Bij omgevingsvergunning kan worden afgeweken van het bepaalde in artikel 11.1.3, indien en voor zover op andere wijze in de benodigde ruimte voor het laden of lossen van goederen wordt voorzien.

  • c. Eigen terrein

Bij omgevingsvergunning kan worden afgeweken van het bepaalde in artikel 11.1.1 onder b en 11.1.2 onder a, mits:

    • 1. de belangen van de eigenaren en/of gebruikers van betrokken en nabijgelegen gronden niet onevenredig worden geschaad;
    • 2. het straat- en bebouwingsbeeld niet onevenredig worden geschaad.

Hoofdstuk 4 Overgangs- en slotregels

Artikel 12 Overgangsrecht

12.1 Overgangsrecht bouwwerken

Een bouwwerk dat op het tijdstip van inwerkingtreding van het bestemmingsplan aanwezig of in uitvoering is, dan wel gebouwd kan worden krachtens een omgevingsvergunning voor het bouwen, en afwijkt van het plan, mag, mits deze afwijking naar aard en omvang niet wordt vergroot:

  • a. gedeeltelijk worden vernieuwd of veranderd;
  • b. na het teniet gaan ten gevolge van een calamiteit geheel worden vernieuwd of veranderd, mits de aanvraag van de omgevingsvergunning voor het bouwen wordt gedaan binnen twee jaar na de dag waarop het bouwwerk is teniet gegaan.
12.2 Afwijking

Het bevoegd gezag kan eenmalig bij omgevingsvergunning afwijken van lid 10.1 voor het vergroten van de inhoud van een bouwwerk als bedoeld in lid 10.1 met maximaal 10%.

12.3 Uitzondering op het overgangsrecht bouwwerken

Lid 12.1 is niet van toepassing op bouwwerken die weliswaar bestaan op het tijdstip van inwerkingtreding van het plan, maar zijn gebouwd zonder omgevingsvergunning en in strijd met het daarvoor geldende plan, daaronder begrepen de overgangsbepaling van dat plan.

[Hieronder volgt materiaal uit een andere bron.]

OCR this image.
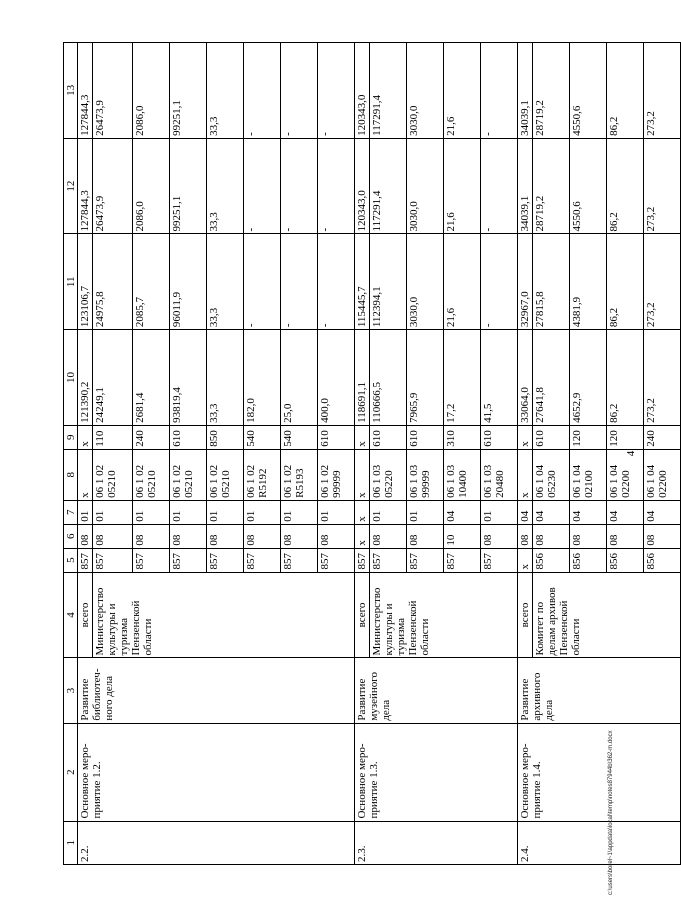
1	2	3	4	5	6	7	8	9	10	11	12	13
2.2.	Основное меро-приятие 1.2.	Развитие библиотеч-ного дела	всего	857	08	01	х	х	121390,2	123106,7	127844,3	127844,3
			Министерство культуры и туризма Пензенской области	857	08	01	06 1 02 05210	110	24249,1	24975,8	26473,9	26473,9
				857	08	01	06 1 02 05210	240	2681,4	2085,7	2086,0	2086,0
				857	08	01	06 1 02 05210	610	93819,4	96011,9	99251,1	99251,1
				857	08	01	06 1 02 05210	850	33,3	33,3	33,3	33,3
				857	08	01	06 1 02 R5192	540	182,0	-	-	-
				857	08	01	06 1 02 R5193	540	25,0	-	-	-
				857	08	01	06 1 02 99999	610	400,0	-	-	-
2.3.	Основное меро-приятие 1.3.	Развитие музейного дела	всего	857	х	х	х	х	118691,1	115445,7	120343,0	120343,0
			Министерство культуры и туризма Пензенской области	857	08	01	06 1 03 05220	610	110666,5	112394,1	117291,4	117291,4
				857	08	01	06 1 03 99999	610	7965,9	3030,0	3030,0	3030,0
				857	10	04	06 1 03 10400	310	17,2	21,6	21,6	21,6
				857	08	01	06 1 03 20480	610	41,5	-	-	-
2.4.	Основное меро-приятие 1.4.	Развитие архивного дела	всего	х	08	04	х	х	33064,0	32967,0	34039,1	34039,1
			Комитет по делам архивов Пензенской области	856	08	04	06 1 04 05230	610	27641,8	27815,8	28719,2	28719,2
				856	08	04	06 1 04 02100	120	4652,9	4381,9	4550,6	4550,6
				856	08	04	06 1 04 02200	120	86,2	86,2	86,2	86,2
				856	08	04	06 1 04 02200	240	273,2	273,2	273,2	273,2
4
c:\users\borel~1\appdata\local\temp\notes87944b\362-m.docx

12.4 Overgangsrecht gebruik

Het gebruik van grond en bouwwerken dat bestond op het tijdstip van inwerkingtreding van het bestemmingsplan en hiermee in strijd is, mag worden voortgezet.

12.5 Strijdig gebruik

Het is verboden het met het bestemmingsplan strijdige gebruik, bedoeld in lid 12.4, te veranderen of te laten veranderen in een ander met dat plan strijdig gebruik, tenzij door deze verandering de afwijking naar aard en omvang wordt verkleind.

12.6 Verboden gebruik

Indien het gebruik, bedoeld in lid 12.4, na het tijdstip van inwerkingtreding van het plan voor een periode langer dan een jaar wordt onderbroken, is het verboden dit gebruik daarna te hervatten of te laten hervatten.

12.7 Uitzondering op het overgangsrecht gebruik

Lid 12.4 is niet van toepassing op het gebruik dat reeds in strijd was met het voorheen geldende bestemmingsplan, daaronder begrepen de overgangsbepalingen van dat plan.

Artikel 13 Slotregel

Deze regels worden aangehaald als:

Regels van het bestemmingsplan Achterweg ong. te Rumpt.